For weeks Clinton has insisted that any excesses were the fault of misguided staff members at the Democratic National Committee. But the Ickes papers show the President deeply in synch with the whole fevered enterprise. The best proof is his jottings on a proposal put before him by Terry McAuliffe, his chief fund raiser, in January 1995, just as the G.O.P. congressional majority was settling in. McAuliffe, who wanted to reward old party supporters and "energize" prospective ones, suggested that the White House offer jogging, golf or coffee with the President. He also named 10 big Democratic Party supporters who might be the first to jog, golf or coffee. Clinton, who leaped on the idea as if it were the last cupcake on the dessert cart, scribbled in further instructions: "Get other names at 100,000 or more, 50,000 or more...Ready to start overnights right away."
Clinton didn't invent the White House sleepover. Among the 273 visitors who brought their pajamas during the Bush Administration, a few were G.O.P. donors. Others were supporters such as Rush Limbaugh, a man so crucial that when he arrived in June 1992, Bush even carried his bags. But like Henry Ford, Clinton took an existing idea and perfected its mass production. In the Clinton White House, 938 guests trooped through. They included the famous, like Barbra Streisand, Steven Spielberg and Billy Graham, and the relatively obscure, including numerous personal friends of the Clintons and Chelsea. But at least a third of them were moved to make donations to the party before or after their stayovers, totaling $10 million in all, according to the New York Times.
In January 1996 there was another memo to Ickes and chief of staff Leon Panetta. This one, from Evelyn Lieberman, another deputy chief of staff, urged more coffees. In 1995 and '96 there would be a total of 103, several in a good week-- enough to produce mild caffeine overload and $27 million. But the really notable part of that memo was the warning by Lieberman that during two weeks of intense activity, "staff who routinely brief the President will be asked to be flexible during this period and accept that their briefings may be considerably truncated or eliminated."
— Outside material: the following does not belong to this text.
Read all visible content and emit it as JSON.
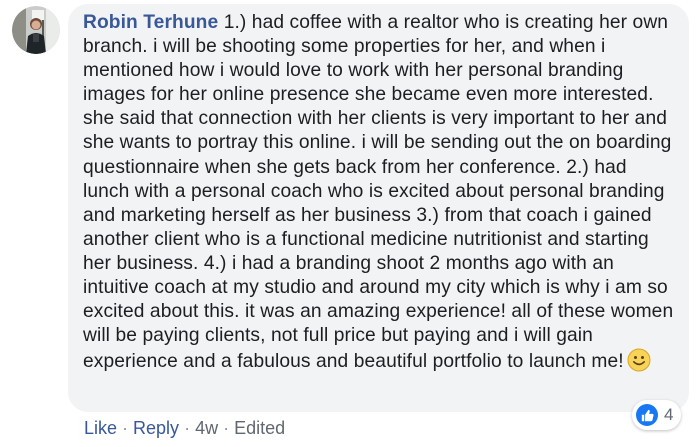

Bill Clinton has never been averse to the unsightly money business of politics. Even in college he had a card file of friends that he later used to solicit funds for his first congressional campaign. Now he insists that "the White House was not for sale." He says that D.N.C. guidelines "made clear that there was to be no price tag on the events." But a different story keeps popping up all around him. In the Los Angeles Times, an anonymous Democratic fund raiser insisted that D.N.C. finance chairman Marvin Rosen simply told fund raisers to tell donors that $50,000 would get them into a White House coffee. Another memo in the Ickes documents, this one signed by Peter Knight, the President's campaign manager, calculates that $500,000 could be expected from a forthcoming White House coffee for 10 Texas donors, which he calls a "fund raiser." All 10 were hit in the weeks that followed but gave only $132,800.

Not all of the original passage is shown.